When screening for mutations in the BRCA1 and BRCA2 genes became an option in the late 1990s, many women felt hopeful. At last there was a way to track whether mutations linked to breast and ovarian cancers ran in the family. At-risk women who tested negative for those mutations felt they could let out a sigh of relief. Many who tested positive felt they had valuable information.
Yet cancer researchers have found that BRCA mutations are only found in 25 percent of patients with ovarian cancer
“There are many other risk factors that we haven’t uncovered yet,” says Anup Kumar Singh, Ph.D., a postdoctoral fellow at La Jolla Institute for Immunology (LJI).

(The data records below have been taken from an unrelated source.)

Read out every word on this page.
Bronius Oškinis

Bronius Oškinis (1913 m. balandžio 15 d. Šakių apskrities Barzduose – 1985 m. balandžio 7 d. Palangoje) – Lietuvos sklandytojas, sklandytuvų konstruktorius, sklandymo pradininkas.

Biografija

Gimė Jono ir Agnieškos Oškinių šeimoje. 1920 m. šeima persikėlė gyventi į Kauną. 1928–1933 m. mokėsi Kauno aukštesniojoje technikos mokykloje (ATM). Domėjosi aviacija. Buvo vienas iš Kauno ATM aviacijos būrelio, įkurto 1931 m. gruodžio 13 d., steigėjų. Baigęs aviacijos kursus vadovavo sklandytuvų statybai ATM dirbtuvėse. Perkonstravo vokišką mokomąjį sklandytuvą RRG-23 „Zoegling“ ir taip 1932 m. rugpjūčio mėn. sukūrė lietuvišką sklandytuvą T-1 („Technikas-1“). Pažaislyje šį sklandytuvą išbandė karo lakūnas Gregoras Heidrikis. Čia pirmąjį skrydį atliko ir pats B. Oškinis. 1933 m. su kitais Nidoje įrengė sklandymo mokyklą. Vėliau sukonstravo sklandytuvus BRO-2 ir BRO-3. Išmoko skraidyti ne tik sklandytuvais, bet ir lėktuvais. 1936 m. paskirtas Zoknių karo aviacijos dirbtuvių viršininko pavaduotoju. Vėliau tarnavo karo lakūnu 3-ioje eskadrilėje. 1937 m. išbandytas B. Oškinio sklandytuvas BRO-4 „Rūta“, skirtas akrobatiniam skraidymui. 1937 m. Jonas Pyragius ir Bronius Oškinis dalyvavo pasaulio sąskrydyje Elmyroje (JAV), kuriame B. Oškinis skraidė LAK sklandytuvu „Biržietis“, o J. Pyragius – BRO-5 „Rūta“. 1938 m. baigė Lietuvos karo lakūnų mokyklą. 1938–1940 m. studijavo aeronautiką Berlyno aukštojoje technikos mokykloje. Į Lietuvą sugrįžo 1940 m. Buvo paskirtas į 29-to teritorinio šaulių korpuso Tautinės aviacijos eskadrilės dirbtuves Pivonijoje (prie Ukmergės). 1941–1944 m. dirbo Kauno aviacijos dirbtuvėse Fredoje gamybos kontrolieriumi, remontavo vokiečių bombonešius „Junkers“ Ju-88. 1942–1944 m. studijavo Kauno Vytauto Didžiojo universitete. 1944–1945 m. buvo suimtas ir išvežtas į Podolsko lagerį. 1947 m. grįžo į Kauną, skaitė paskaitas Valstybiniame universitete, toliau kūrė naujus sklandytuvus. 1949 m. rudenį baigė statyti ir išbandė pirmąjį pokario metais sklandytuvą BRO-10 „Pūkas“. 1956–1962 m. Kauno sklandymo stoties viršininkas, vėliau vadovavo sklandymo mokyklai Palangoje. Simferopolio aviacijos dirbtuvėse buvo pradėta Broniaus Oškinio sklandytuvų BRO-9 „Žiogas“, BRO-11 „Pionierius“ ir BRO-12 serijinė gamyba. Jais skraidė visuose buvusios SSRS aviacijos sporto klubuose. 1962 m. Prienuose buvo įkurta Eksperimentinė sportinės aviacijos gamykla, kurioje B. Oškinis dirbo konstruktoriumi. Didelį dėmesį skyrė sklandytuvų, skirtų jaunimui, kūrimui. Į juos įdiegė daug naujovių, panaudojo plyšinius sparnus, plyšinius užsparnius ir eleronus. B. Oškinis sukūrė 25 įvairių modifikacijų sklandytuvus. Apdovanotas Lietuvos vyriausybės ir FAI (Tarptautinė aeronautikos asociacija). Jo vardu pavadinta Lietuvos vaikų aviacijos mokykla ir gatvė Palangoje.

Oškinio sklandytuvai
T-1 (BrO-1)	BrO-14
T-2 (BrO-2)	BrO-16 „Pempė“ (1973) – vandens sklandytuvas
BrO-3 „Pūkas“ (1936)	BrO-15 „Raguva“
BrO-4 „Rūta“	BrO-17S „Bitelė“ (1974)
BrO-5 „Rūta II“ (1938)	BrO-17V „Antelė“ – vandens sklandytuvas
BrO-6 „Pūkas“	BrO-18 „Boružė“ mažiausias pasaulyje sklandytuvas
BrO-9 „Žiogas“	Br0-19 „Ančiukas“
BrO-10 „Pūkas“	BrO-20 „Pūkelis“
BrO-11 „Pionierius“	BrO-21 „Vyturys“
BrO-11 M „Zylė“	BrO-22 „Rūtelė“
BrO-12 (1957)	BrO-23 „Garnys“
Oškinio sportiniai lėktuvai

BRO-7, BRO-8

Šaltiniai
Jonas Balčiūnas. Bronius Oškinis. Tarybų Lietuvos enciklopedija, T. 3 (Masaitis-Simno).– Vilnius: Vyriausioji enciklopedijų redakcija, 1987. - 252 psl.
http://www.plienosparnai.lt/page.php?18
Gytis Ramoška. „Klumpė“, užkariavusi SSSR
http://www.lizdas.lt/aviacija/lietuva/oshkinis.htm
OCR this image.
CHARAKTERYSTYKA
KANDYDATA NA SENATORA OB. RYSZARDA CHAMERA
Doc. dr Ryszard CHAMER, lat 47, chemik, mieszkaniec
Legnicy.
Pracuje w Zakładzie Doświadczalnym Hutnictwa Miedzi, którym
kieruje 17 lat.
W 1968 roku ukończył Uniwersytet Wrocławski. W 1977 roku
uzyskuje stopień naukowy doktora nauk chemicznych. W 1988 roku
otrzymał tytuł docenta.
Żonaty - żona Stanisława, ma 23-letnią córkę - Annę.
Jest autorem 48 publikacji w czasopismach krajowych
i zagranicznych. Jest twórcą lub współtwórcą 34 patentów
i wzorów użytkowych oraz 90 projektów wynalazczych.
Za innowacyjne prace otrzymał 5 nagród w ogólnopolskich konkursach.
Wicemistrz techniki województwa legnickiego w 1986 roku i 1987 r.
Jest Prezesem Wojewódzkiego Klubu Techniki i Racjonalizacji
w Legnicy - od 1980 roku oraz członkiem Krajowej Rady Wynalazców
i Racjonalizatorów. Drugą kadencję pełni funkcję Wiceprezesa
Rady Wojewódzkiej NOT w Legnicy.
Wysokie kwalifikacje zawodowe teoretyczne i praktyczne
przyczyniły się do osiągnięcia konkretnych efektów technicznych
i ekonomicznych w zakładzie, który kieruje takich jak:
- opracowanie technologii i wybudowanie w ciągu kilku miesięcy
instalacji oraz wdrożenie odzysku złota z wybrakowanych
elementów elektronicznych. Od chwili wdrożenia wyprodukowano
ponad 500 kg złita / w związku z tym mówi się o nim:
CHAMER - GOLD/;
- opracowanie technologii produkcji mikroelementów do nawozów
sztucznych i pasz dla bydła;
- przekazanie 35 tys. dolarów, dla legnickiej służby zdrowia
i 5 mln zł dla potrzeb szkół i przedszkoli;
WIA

LJI scientists are working to identify more hidden culpits. To support this effort, Singh recently received the Ovarian Cancer Research Alliance‘s Ann and Sol Schreiber Mentored Investigator Award, which provides a grant of $75,000.
Singh came to LJI from a postdoctoral position at the prestigious cancer hospital City of Hope last December. He has joined the lab of LJI Professor Anjana Rao, Ph.D., a renowned gene expression expert and member of the LJI Center for Cancer Immunotherapy.
With the new funding, Singh will spend the next year studying how chromatin is organized in cells. Chromatin is the material that “packages” the genome into tidy chromosomes. In addition to DNA, chromatin contains many proteins, and genetic mutations in any of these proteins can cause chromatin dysfunction. Errors in chromatin organization and function can lead to a disorganized genome—a hallmark of cancerous cells.
Scientists already know that BRCA1 is important for normal chromatin organization and controlled cell division, and that it prevents certain types of damage to DNA. Mutations in BRCA1 disrupt this process and enhance ovarian cancer risk. Singh wants to see if mutations in other proteins in chromatin could also be risk factors for cancer initiation, including ovarian cancer.
Strangely, although BRCA1 is involved in DNA repair in all cell types, BRCA1 mutations manifest primarily in breast and ovarian cancer and in a small proportion of other cancer types. In contrast, mutations in another protein, ASXL1, are found mostly in blood cancers, although the effects of these mutations overlap with those of BRCA1. Singh and another postdoctoral fellow in the lab, Zhen Dong, are collaborating to understand this paradox.
“By finding these risk factors, we may be able to develop more effective and broader ways to screen people to know if they are susceptible for ovarian cancer,” Singh says.